What’s wrong with our approach is that the drugs currently in use, like Prozac, were found by accident, not by design. They are fine when they work but, when they don’t work on some patients, we have no idea why, and there are very few alternatives. In addition, these drugs have a number of side effects that impair sexual function, creativity and motivation, and so some people cannot or will not tolerate these side effects. So what is wrong with our approach to the treatment of psychiatric disorders is that it is not a rational approach based on an understanding of the neuroscience underlying the disorders. The only viable alternatives right now are deep-brain stimulation (DBS), which only works for a few psychiatric disorders like OCD, and electroconvulsive therapy (ECT).
It’s been pointed out that pharmacotherapy is mainly centred around ten neurotransmitters, though we presently know of hundreds. Can end results be governed by manipulating these?
These were the first to be discovered and therefore have been known for the longest time. Drugs that target these systems were in some cases discovered by accident. Thus they are old and familiar. Everything else is less well known. Pharma companies don’t like to take risks on the unknown.
News articles on psychiatric disorders often have vigorous online discussions by laypeople and medical practitioners alike—the arguments over whether ADHD (Attention deficit hyperactivity disorder) is a fake disorder or not is an example. Similarly, there’s also the argument that attentive care, not drugs, might be more beneficial for several conditions. How do you view these discussions?
Personally, my view is that it reflects the difficulty of applying objective criteria in defining and diagnosing psychiatric disorders. I think both drugs and talk therapy can be useful for some disorders—it depends on the patient. One of the real difficulties is that different drugs work differently on different patients, and it is not possible to predict which one is best for a particular patient. It has to be done by trial-and-error, and so the patient becomes a kind of ‘walking guinea pig’ until the right drug or drug combination is found.
What does the Anderson lab’s work on the neural circuits of emotional behaviours related to fear and aggression tell us about the human brain’s circuitry? Can you please outline some of the emerging new research directions which can potentially advance our understanding of emotion circuits?
Our work on circuits related to fear and aggression is basic research carried out on fruit flies and laboratory mice. Please note that when we talk about “emotion” in this scientific context, we do not mean conscious “feelings” as people use the term in everyday speech. There is no way to know whether flies or mice have such feelings, because feelings can only be assessed by verbal report—and mice and flies can’t talk. Therefore, in animals we study the control of emotional behaviours, like freezing, flight or fighting. It is difficult to extrapolate our studies to the human brain, which is far more complicated and where conscious feelings are important. However in mice the brain regions we have found that control fear and aggression states are located in evolutionarily ancient structures, such as the hypothalamus, which are present in humans as well as in mice. Whether these structures do the same thing in humans as they do in mice is difficult to say right now, based on the available evidence. But I believe that there will prove to be some similarities.
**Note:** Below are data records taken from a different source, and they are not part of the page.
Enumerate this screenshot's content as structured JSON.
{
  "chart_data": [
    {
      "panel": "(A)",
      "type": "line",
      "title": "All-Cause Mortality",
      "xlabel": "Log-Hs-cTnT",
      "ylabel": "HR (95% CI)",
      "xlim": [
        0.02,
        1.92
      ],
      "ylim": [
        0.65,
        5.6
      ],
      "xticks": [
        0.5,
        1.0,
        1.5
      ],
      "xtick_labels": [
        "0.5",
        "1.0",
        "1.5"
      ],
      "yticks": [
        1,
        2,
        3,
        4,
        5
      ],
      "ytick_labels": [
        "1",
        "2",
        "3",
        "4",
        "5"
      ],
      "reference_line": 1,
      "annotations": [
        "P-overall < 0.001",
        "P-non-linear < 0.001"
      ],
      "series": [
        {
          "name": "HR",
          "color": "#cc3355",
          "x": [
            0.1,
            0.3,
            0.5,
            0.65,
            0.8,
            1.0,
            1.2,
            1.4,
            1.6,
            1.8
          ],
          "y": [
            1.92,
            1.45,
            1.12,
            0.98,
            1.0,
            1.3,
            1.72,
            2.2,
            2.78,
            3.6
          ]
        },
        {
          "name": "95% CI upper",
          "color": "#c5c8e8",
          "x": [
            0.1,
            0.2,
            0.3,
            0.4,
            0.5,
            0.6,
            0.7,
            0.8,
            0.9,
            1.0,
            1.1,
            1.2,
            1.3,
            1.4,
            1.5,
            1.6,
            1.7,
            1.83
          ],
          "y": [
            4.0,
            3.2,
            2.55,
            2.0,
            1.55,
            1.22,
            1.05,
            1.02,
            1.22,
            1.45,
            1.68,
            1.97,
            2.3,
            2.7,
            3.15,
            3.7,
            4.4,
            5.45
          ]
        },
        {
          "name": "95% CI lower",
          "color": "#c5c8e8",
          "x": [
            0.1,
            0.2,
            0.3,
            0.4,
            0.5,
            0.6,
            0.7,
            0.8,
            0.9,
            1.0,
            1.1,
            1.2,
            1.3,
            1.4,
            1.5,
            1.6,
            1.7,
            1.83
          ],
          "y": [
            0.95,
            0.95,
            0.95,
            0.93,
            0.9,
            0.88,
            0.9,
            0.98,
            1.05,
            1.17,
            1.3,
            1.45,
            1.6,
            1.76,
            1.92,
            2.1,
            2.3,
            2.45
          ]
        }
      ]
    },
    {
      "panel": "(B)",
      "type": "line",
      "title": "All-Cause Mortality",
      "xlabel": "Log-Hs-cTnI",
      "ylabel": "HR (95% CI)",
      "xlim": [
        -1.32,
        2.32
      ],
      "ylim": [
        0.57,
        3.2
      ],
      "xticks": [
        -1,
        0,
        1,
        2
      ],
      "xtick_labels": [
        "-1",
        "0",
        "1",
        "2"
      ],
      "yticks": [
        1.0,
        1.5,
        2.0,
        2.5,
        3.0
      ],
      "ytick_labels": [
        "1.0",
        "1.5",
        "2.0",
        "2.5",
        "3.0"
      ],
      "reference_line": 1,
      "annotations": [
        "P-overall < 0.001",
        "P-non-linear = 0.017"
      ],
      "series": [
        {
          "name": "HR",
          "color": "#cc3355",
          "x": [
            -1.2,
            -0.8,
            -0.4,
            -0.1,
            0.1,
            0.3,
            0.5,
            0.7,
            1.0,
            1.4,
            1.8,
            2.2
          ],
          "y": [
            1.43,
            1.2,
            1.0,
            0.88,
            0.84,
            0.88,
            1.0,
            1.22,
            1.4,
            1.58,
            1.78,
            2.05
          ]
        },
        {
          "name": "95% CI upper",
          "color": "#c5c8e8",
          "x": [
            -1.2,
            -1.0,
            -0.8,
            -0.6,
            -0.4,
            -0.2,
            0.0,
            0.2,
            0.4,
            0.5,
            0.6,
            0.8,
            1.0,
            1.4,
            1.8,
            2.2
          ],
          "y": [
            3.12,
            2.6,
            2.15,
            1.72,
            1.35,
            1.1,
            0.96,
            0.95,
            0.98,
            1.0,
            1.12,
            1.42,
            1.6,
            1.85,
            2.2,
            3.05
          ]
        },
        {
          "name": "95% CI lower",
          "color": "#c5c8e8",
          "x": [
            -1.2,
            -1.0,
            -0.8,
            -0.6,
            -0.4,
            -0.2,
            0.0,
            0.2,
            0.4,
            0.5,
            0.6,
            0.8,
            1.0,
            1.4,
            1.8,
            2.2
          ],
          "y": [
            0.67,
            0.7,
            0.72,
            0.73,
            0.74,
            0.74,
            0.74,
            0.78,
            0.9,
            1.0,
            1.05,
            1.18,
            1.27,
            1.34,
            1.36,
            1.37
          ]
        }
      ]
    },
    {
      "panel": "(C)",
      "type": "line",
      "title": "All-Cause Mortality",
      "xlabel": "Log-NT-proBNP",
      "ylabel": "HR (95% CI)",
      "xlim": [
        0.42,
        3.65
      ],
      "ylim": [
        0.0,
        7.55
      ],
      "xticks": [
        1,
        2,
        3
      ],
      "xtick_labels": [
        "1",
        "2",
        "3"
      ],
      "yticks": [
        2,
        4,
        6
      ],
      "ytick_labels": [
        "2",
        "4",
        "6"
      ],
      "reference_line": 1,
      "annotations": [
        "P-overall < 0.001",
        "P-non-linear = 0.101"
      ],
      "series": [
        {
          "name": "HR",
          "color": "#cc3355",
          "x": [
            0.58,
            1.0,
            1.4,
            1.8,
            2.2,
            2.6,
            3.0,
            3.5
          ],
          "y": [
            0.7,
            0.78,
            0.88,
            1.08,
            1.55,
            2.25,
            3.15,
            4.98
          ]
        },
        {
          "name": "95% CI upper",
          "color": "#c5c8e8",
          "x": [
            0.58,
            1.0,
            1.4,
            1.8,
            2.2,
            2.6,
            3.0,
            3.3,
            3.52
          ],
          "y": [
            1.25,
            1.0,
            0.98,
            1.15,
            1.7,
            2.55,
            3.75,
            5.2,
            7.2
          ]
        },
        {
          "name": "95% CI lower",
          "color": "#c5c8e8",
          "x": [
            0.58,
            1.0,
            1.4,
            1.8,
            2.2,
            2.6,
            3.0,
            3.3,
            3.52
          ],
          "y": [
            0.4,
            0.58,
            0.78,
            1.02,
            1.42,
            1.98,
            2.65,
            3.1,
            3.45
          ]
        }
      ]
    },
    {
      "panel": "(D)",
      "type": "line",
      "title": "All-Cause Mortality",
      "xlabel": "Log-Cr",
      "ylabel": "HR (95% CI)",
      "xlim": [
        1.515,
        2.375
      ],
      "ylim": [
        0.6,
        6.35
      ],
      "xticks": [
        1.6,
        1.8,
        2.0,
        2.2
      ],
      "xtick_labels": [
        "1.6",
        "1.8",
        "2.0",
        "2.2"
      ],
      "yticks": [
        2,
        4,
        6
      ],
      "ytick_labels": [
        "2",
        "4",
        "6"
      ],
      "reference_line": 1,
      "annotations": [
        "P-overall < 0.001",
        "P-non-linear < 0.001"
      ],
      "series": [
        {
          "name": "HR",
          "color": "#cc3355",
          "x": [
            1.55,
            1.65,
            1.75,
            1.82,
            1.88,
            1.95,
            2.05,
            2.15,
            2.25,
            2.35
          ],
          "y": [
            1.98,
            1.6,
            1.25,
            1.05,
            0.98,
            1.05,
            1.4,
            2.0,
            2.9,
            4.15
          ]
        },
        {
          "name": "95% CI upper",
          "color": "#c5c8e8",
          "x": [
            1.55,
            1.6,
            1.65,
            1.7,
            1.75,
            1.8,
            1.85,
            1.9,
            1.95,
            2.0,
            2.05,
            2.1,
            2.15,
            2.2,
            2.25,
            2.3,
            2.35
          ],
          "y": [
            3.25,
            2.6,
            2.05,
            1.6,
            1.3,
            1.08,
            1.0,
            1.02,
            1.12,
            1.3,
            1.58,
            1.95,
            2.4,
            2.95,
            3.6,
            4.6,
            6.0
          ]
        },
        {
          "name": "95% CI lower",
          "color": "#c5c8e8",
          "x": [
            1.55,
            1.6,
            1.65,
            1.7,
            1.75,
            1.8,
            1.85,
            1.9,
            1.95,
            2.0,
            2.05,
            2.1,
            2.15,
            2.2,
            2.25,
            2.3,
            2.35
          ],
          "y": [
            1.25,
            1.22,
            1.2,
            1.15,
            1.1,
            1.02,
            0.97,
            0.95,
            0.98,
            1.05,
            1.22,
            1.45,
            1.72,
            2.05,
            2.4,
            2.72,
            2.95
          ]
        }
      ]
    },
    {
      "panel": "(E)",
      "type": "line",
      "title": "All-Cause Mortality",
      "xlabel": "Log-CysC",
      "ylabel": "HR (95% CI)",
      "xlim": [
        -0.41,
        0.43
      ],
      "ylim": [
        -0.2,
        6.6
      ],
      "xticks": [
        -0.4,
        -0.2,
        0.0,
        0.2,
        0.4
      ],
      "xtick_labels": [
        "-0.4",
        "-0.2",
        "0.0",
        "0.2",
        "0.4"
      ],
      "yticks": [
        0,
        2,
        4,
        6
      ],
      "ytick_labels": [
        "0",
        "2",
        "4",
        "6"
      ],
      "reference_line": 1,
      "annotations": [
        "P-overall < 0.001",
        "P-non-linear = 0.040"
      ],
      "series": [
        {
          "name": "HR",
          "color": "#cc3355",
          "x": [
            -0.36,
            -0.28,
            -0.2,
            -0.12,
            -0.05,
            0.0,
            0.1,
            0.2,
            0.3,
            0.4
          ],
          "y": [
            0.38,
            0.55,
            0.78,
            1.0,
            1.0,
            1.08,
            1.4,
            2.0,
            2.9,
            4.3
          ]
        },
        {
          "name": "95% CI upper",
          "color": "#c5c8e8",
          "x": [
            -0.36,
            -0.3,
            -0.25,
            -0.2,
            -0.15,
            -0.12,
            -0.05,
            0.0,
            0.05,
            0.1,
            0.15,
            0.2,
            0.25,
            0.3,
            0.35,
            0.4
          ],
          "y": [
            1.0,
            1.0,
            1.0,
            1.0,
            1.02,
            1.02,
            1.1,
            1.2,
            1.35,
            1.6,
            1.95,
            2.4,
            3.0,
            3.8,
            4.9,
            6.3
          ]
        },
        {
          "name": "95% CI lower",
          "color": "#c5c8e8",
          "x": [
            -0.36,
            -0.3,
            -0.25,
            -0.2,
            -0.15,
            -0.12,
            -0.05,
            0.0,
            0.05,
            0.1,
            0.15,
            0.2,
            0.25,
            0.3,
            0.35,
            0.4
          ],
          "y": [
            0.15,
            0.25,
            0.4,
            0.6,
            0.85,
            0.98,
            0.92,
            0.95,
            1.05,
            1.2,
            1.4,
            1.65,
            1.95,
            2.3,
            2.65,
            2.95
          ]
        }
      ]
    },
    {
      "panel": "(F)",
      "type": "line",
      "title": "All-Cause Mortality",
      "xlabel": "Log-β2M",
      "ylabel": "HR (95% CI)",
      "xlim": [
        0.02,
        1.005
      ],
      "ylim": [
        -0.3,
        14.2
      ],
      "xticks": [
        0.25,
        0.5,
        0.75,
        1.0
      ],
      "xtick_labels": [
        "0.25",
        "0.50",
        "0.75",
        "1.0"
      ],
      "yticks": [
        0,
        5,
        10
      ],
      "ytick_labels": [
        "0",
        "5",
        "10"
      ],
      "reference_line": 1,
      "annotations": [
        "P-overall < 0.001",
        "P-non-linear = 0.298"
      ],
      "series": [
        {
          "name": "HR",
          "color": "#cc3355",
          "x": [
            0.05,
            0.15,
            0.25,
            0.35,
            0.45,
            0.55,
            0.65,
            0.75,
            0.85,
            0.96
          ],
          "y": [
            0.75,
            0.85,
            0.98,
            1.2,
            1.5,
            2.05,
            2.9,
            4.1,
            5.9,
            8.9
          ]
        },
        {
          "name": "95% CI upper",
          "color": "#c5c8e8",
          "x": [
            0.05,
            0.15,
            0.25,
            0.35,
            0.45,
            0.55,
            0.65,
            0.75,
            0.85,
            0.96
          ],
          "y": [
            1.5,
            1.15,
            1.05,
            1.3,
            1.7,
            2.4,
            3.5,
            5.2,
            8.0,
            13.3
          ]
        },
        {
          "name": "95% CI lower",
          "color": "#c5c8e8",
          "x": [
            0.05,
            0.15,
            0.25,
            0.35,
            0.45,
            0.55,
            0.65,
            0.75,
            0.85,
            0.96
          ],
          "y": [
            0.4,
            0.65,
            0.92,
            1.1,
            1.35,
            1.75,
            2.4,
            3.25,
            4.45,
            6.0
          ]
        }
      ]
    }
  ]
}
Emerging new research directions involve imaging neuronal activity in these evolutionarily ancient brain circuits, in freely behaving mice, using miniature microscopes attached to the animal’s head. These have been developed by Prof. Mark Schnitzer at Stanford University, with whom we have collaborated. They reveal new insights into patterns of brain activity that underlie emotion states. These techniques cannot be used in humans, however, because they are too invasive. Nevertheless, as the non-invasive imaging methods used for human brains improve, it may be possible to draw more direct correspondences between brain activity in humans and animals, and emotion states.